Hanya dengan Brunolah ia kini tidak sendiri. Hampir satu tahun setelah tragedi ia sesak napas di kamar mandi, membuat kondisi tubuh Albus semakin lama semakin turun. Badannya kurus dan kulitnya memucat. Bahkan satu-persatu kemampuan fisiknya sempurna mati. Berkat perawatan yang luar biasa baiknya, nyawa Albus masih bisa tertolong. Ginny yang paling keras mengusahkan segala pengobatan yang bisa Albus terima. Mantera, ramuan, hingga terapi fisik Ginny pilihkan untuk Albus lakukan. Meski lelah, Albus sangat sulit untuk menolak. Karena setiap Ginny menangis di hadapannya, Albus tidak mampu berbuat lebih. Ia menuruti semua kemauan Ibunya.

Ginny melakukan itu semua sebab hati kecilnya terus mengatakan.. Ia tidak rela melihat putranya mati.

"Kalau lelah, kita masuk ke kamar, ya?"

Ginny membantu melipat selimut yang Albus pakai. Bruno cepat-cepat turun. Dari pangkuan Albus dan memilih duduk di bawah. Tepat di sisi tuannya.

Hanya gelengan kepala singkat Albus ungkapkan. Ginny berusaha melihat pergerakan bibir Albus.

"Aku masih mau lihat Lily." Itu yang dimengerti Ginny.

"Tapi sudah semakin sore, Al. Sebentar lagi kita mandi, ya. Mummy mau menata seragam Lily dulu."

Albus mengangguk lemas. Kembali memperhatikan kesibukan orangtua dan adiknya. Sementara James, muncul dari arah halaman belakang dengan membawa ponselnya.

James mengambil posisi duduk di sebelah Albus. Teriakan Ginny dan perintah Harry yang memintanya mengemasih koper hanya disambut helaan napas dan gerutuan kecil.

Sejenak kemudian, James menghadap Albus. Menaikkan kakinya lebih nyaman dengan sang adik.

Albus hanya membalas dengan tatapan penuh tanya.

"Berat sekali rasanya pergi September ini. Aku ingin di rumah saja, Al."

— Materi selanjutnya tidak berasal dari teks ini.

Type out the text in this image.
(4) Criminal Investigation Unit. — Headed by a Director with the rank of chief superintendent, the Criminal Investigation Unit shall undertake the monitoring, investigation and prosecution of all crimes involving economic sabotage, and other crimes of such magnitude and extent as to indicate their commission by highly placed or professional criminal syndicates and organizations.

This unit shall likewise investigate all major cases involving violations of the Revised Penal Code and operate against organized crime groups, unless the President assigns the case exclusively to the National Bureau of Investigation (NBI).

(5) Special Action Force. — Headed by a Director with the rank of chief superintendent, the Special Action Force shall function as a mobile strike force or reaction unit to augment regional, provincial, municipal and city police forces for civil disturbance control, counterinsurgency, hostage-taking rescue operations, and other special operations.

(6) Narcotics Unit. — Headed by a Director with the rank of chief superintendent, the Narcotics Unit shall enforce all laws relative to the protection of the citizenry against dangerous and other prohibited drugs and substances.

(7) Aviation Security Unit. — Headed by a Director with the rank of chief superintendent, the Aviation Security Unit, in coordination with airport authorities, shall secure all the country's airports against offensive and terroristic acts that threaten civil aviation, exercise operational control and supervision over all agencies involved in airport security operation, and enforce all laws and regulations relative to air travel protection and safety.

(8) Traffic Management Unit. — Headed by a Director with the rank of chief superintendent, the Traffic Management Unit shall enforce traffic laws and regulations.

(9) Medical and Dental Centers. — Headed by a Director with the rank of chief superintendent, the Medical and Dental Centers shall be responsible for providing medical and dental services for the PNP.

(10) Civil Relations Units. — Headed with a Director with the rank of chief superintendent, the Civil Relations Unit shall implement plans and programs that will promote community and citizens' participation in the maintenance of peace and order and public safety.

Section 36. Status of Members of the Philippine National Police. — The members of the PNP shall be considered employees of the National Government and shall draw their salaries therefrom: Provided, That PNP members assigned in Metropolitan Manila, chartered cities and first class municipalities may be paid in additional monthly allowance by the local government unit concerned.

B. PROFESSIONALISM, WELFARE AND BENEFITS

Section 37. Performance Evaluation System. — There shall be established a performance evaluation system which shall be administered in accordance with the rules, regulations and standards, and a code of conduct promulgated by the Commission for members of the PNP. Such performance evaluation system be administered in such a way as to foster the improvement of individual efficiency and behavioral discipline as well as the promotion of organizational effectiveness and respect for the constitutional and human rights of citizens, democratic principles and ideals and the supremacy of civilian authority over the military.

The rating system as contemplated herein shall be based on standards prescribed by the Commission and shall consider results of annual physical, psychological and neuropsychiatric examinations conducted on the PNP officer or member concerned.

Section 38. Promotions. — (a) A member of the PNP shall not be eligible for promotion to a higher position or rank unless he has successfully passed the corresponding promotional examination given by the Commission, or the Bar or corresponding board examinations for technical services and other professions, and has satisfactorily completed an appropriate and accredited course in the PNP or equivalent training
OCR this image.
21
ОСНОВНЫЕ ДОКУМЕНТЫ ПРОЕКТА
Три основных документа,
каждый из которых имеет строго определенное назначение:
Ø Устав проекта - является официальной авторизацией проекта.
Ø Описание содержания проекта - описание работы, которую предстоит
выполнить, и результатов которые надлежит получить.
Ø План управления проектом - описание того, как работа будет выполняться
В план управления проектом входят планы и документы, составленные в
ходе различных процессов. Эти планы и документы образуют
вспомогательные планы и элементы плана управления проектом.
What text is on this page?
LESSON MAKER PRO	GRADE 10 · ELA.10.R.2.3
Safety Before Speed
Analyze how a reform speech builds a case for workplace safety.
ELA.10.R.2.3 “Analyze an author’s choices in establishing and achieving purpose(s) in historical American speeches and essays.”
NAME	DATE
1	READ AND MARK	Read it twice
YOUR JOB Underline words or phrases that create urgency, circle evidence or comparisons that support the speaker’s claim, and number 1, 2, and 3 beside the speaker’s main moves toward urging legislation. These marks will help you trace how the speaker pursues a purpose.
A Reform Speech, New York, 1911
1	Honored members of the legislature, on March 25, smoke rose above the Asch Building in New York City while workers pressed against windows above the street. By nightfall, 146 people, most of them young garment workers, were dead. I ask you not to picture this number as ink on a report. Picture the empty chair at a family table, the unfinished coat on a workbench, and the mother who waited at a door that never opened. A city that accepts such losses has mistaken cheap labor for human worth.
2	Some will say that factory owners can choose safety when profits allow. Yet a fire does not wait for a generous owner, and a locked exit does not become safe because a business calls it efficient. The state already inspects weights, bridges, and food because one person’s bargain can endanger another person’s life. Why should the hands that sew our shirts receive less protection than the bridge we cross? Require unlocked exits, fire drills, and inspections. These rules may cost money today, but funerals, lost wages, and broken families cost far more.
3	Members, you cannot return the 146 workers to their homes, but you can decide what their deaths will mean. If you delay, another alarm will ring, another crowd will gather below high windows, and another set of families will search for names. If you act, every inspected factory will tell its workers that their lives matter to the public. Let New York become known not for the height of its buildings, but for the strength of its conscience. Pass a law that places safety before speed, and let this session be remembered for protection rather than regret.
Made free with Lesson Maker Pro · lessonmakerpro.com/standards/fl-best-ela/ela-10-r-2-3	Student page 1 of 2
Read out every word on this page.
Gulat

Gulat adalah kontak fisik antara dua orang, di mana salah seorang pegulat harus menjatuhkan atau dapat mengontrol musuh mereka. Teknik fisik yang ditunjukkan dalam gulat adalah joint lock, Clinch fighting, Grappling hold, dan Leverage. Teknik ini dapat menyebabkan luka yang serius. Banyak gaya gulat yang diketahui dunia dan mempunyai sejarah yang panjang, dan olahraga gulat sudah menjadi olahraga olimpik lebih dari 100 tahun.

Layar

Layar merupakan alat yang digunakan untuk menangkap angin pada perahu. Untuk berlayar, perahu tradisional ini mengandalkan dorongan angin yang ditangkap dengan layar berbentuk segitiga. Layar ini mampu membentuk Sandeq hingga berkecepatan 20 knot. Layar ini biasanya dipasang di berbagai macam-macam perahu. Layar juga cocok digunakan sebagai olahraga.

Albus menatapnya sedih. Ia tahu, kakaknya baru saj mendapat sapu terbang baru dari ayahnya. Ini adalah kesempatan James memakainya nanti saat jam pelajaran sapu terbang.

"Entahlah. Aku merasa ingin terus di sini. Malas berangkat."

James menyalakan layar ponselnya. Sudah semakin sore tapi satupun barangnya belum ia persiapkan. "Sebentar," James membuka menu kamera di ponselnya. Menyalakan kamera depan dan mengarahkan ke dirinya dan juga Albus.